Abschied nehmen hieß es in der Sitzung am Dienstag für sechs Gemeinderäte und Ortssprecher, aber auch für Bürgermeister Wilhelm Schneider (CSU), der ab 1. Mai neuer Landrat des Kreises Haßberge ist. Schneider dankte den scheidenden Gremiumsmitgliedern für ihren jahrelangen Dienst. Der Gemeinderat sei diskussionsfreudig und kollegial gewesen und habe erfolgreich die Gemeinde vorangebracht.

Mit einem Stich der Heimatortschaft und einem Bürgermeistersekt wurden Anja Schmitt , Hafenpreppach (CSU, sechs Jahre Gemeinderätin), Eberhard Vogel, Wasmuthhausen (CSU, 6), Berthold Geßner, Ditterswind (CSU, 12), Wilfried Wolfsberger , Maroldsweisach (SPD, 20), 2. Bürgermeister Werner Wunderlich, Maroldsweisach (CSU, 18, davon sechs Jahre 2. Bürgermeister) und Hans Merz, Eckartshausen (12 Jahre Ortssprecher) verabschiedet.

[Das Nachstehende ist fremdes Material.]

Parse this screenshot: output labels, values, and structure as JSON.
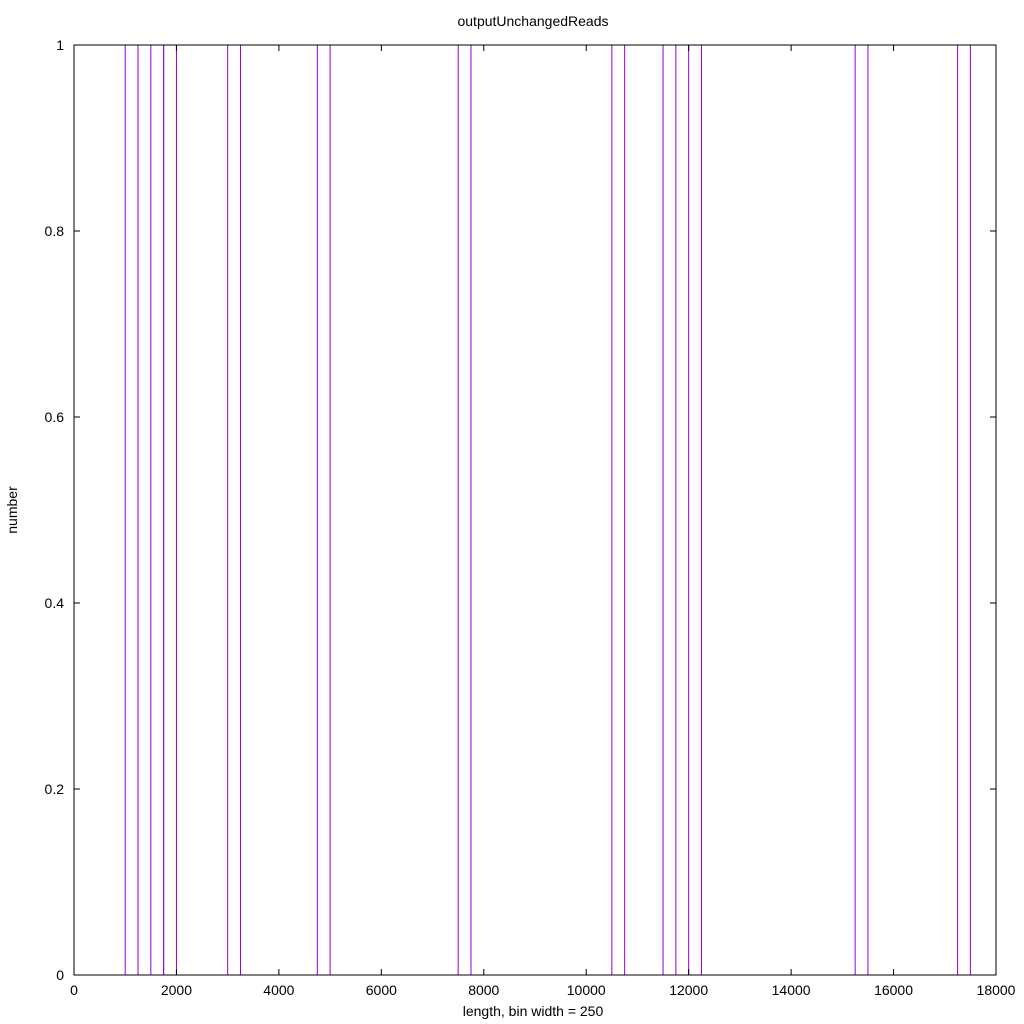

Bürgermeister Schneider übergab symbolisch sein Amt mit der Amtskette an den designierten Nachfolger Wolfram Thein und wünschte ihm viel Erfolg in seinem Amt. Thein meinte, dass es nicht einfach sei, in die Fußstapfen von Wilhelm Schneider zu treten. 2. Bürgermeister Werner Wunderlich zeichnete rückblickend die erfolgreiche Arbeit Schneiders, insbesondere in den vergangenen zwölf Jahren als Bürgermeister auf. Beispielhaft für die vielen Projekte, die unter Schneiders Führung vorangetrieben wurden, nannte er die Sanierung der Wasserversorgung und der Entwässerung mit Anschluss von Ermershausen, Kindergarten und Schulbereich, Straßen, Dorfplätze, Dorferneuerungen und gemeindliche Häuser. Mit einem geschnitzten Wappen der Marktgemeinde überraschte die Gemeinde den scheidenden Bürgermeister.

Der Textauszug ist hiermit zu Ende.